3. The Spirit of Elixir: Crucial BEAM Facts
To truly understand why Elixir is suited for this, you have to understand the BEAM virtual machine:
Fact #1: 1.5 KB Processes (Not OS Threads)
Traditional servers use OS threads (consuming 1–8 MB of stack space per thread) or async event loops.
- In the BEAM, processes are userspace green threads created and managed entirely by the VM.
- A BEAM process starts at just 1.5 KB of memory.
- You can easily spawn 1,000,000 concurrent processes on a single $5 VPS without breaking a sweat.
Fact #2: No Shared Memory = No Stop-the-World GC
In Java or Go, when the Garbage Collector (GC) runs, it eventually needs to pause execution to clean up heap memory, leading to latency spikes.
- In Elixir, processes share absolutely no memory. They communicate purely by copying messages.
- Consequently, garbage collection is per-process. Each process collects its own garbage independently. When a cart process finishes and dies, its entire memory space is reclaimed instantly without a GC sweep.
Fact #3: Preemptive Scheduling
In Node.js or Python, a single CPU-intensive loop can block the entire event loop, freezing the application for everyone.
- The BEAM scheduler is preemptive. It counts “reductions” (roughly equivalent to function calls) for each process.
- Once a process reaches 4,000 reductions (usually less than a millisecond), the scheduler pauses it, yields control to another process, and resumes it later.
- This guarantees hard real-time fairness and low latency, regardless of high loads or runaway loops.
Fact #4: The “Let It Crash” Philosophy
In other languages, you write defensive code wrapped in try/catch blocks to prevent the application from crashing.

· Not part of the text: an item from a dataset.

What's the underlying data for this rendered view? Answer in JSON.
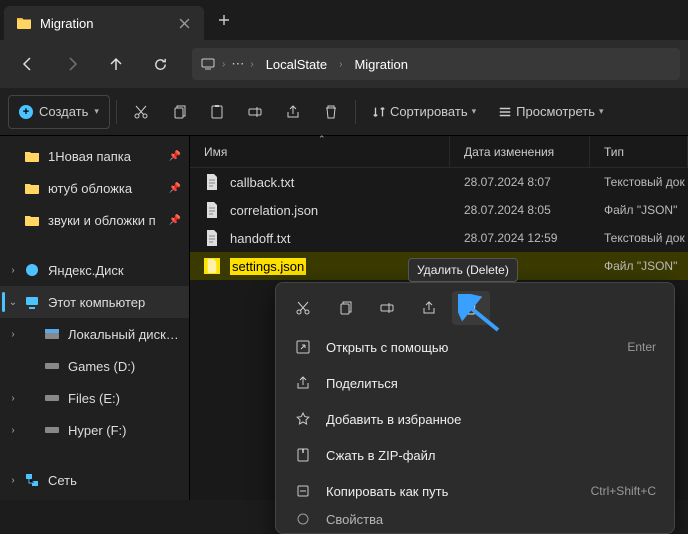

- In Elixir, we embrace crashes. If something goes wrong, we let the process crash.
- The supervisor will restore the process to a known good state immediately.

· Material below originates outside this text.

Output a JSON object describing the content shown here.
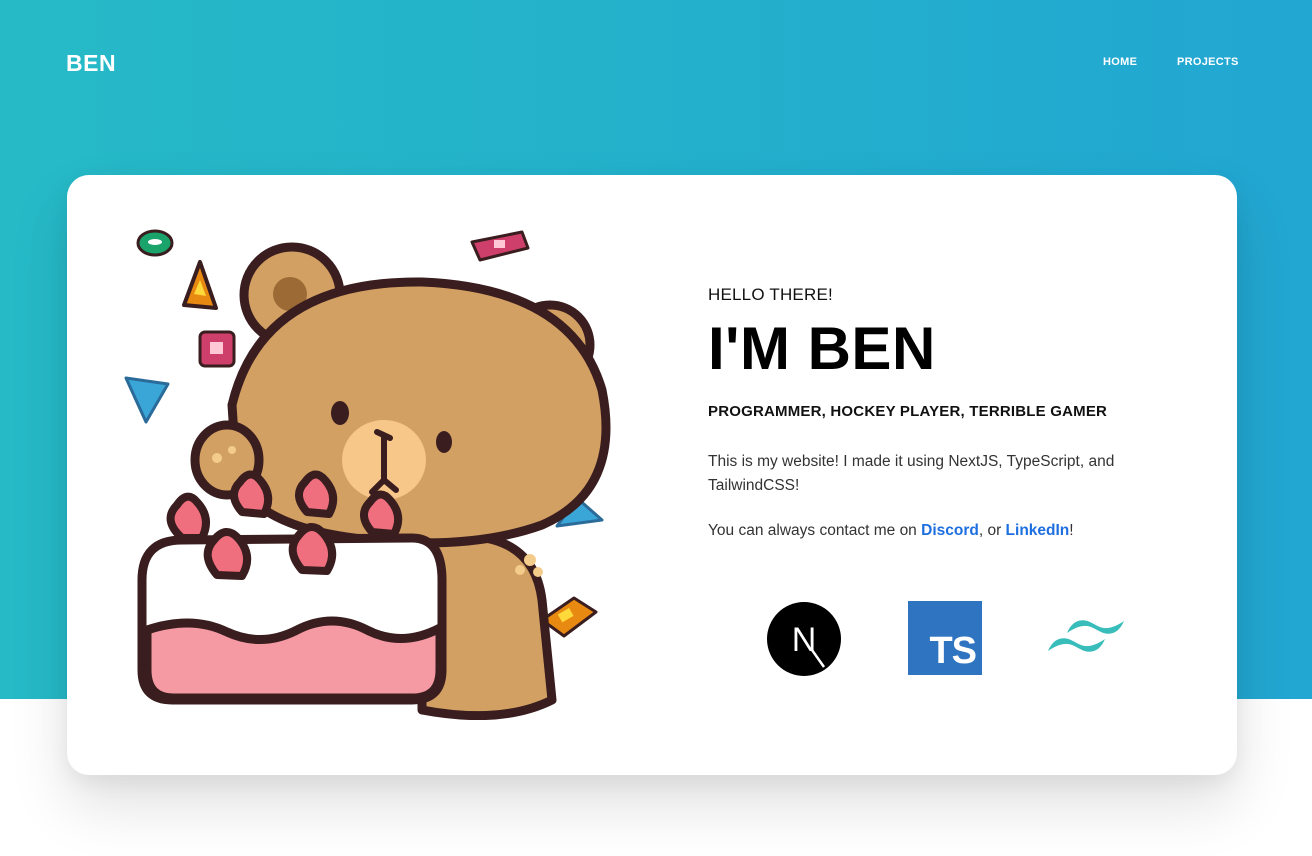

- This prevents state corruption (e.g., leaving a half-completed database transaction or an inconsistent memory state), which is much harder to debug than a clean restart.

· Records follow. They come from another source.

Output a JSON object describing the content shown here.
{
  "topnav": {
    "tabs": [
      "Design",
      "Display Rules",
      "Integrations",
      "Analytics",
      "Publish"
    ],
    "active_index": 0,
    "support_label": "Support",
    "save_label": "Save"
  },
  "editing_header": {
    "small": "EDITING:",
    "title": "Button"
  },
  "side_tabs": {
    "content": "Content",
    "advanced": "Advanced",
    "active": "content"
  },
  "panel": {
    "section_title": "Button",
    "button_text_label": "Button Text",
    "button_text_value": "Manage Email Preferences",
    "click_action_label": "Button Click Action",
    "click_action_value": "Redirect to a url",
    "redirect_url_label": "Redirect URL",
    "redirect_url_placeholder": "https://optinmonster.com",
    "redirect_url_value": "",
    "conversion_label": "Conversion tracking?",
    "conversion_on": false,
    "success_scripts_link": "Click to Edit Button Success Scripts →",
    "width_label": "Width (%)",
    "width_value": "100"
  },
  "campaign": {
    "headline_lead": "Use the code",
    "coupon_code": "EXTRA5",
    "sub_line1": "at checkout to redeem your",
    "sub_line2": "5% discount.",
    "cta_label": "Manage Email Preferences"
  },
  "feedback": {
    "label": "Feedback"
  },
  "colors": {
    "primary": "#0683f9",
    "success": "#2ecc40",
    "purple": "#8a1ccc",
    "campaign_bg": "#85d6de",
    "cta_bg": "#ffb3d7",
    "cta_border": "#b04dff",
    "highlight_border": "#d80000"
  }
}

4. Server-Driven UI via Phoenix LiveView
The frontend of Elixir Shop doesn’t use React, Vue, or Angular. Instead, it uses Phoenix LiveView to achieve rich, single-page application interactivity.
- Persistent WebSocket Connection: When the customer opens the shop, a WebSocket connection is established.
- State on the Server: The LiveView process renders the initial HTML, and then waits for events.
- HTML Diffs: When a customer clicks a button, LiveView sends a tiny WebSocket message. The server updates the state, computes the difference in the HTML template, and sends back only the exact diffs (often just a few bytes).
- Zero Client Routing: There is no API layer, no JSON serialization, and no complex state synchronization logic between frontend and backend. It is all Elixir.